Univariate and multivariable logistic regression analyses were performed to explore the potential significant associations between the maternal characteristics listed in Table 1 and the use of conventional medicines for NVP. Odds ratios (ORs) are presented with 95 % confidence intervals (CIs). All variables in Table 1 were included in the multivariable models.

Descriptive statistics were used to calculate the prevalence of conventional and herbal medicines use for NVP during pregnancy and presented as percentages.

Univariate and multivariable logistic regression analyses were also used to explore the relationship between the use of conventional medicines and general attitudes. First, univariate analyses were performed. Then full multivariable models were built including all variables presented in Table 1. Reduced models were fit by excluding non-significant variables (significance level, p < 0.05), unless the removal of the variable caused a >10 % change in the effect estimates.

Chi-square tests (χ 2) were performed to investigate the relationship between the severity of nausea and beliefs. Significance level was set to p < 0.05.

All statistical analyses were performed using Statistical Package for the Social Sciences (SPSS) version 20.0 (IBM SPSS Statistics 20) for Windows (SPSS, Chicago, IL, USA).

Ethics

Before entering the online questionnaire, the respondents had to read the description of the study. This included the study objectives, the participants’ right to withdraw at any time and contact information to members of the research group. In addition, the women had to answer the following question: “Are you willing to participate in the study?” If the woman ticked “yes” as the answer, this was considered an informed consent. Informed consent was obtained from all individual participants included in the study. The study was approved by the Regional Ethics Committee, Region West in Norway. The Norwegian Social Science Data Services were also consulted.

Results

In total, 712 women completed the questionnaire and were included in the study. There were 447 (62.8 %) women who were pregnant at participation and 265 (37.2 %) who had given birth within the previous year. Of the women who were pregnant, 155 (21.8 %), 196 (27.5 %) and 96 (13.5 %) women were in first, second and third trimester, respectively. The study participants were comparable to the general Norwegian birthing population with respect to the geographic living area, age, marital status, folic acid use and smoking status (Appendix 1) [33, 34]. However, a larger percentage of women included in the study had higher education than in the general birthing population. Among the study participants, 41.0 and 23.9 % had a bachelor or master degree, respectively, while the numbers for women aged 20–49 years in the general population were 35.2 and 11.8 %, respectively [34].
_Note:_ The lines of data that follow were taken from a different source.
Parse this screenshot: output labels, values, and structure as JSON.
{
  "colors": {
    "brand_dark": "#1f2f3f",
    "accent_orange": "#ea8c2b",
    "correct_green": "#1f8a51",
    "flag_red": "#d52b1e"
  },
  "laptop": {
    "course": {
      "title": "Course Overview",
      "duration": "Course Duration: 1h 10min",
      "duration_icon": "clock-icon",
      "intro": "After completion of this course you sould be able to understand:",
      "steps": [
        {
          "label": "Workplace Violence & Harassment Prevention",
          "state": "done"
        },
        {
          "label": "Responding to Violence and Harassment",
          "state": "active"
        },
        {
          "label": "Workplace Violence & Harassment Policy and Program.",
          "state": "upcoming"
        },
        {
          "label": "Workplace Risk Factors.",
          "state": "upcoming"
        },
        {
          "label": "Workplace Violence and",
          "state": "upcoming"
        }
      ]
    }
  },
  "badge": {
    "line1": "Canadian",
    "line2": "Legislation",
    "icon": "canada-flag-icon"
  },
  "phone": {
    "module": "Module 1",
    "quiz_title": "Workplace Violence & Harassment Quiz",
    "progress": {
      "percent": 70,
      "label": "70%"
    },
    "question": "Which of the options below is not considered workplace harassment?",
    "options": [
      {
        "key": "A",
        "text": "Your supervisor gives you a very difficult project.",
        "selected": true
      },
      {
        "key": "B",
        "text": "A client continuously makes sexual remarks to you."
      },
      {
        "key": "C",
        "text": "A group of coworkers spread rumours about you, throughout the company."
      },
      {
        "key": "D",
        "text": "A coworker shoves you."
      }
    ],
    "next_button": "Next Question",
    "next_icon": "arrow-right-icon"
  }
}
While the onset of symptoms for most women (65.7 %) was during pregnancy week 5–7, the time when symptoms resolved was more varied (Appendixes 2 and 3). Among the 425 women who reported that their symptoms had resolved by the time of participation in the study, 192 (45.2 %) reported that the symptoms resolved by pregnancy week 16. Meanwhile, 147 (34.6 %) women were still experiencing symptoms around pregnancy week 20. Median duration of NVP was 12 weeks (range 2–40) (Appendix 4).

According to the PUQE classification, 62 (8.7 %) of the women had mild NVP, while 439 (61.7 %) and 210 (29.5 %) suffered from moderate and severe NVP, respectively. A total of 193 (27.1 %) women reported with a diagnosis of HG, 117 (16.4 %) reported electrolyte disturbances and 108 (15.2 %) had been treated for NVP in hospital.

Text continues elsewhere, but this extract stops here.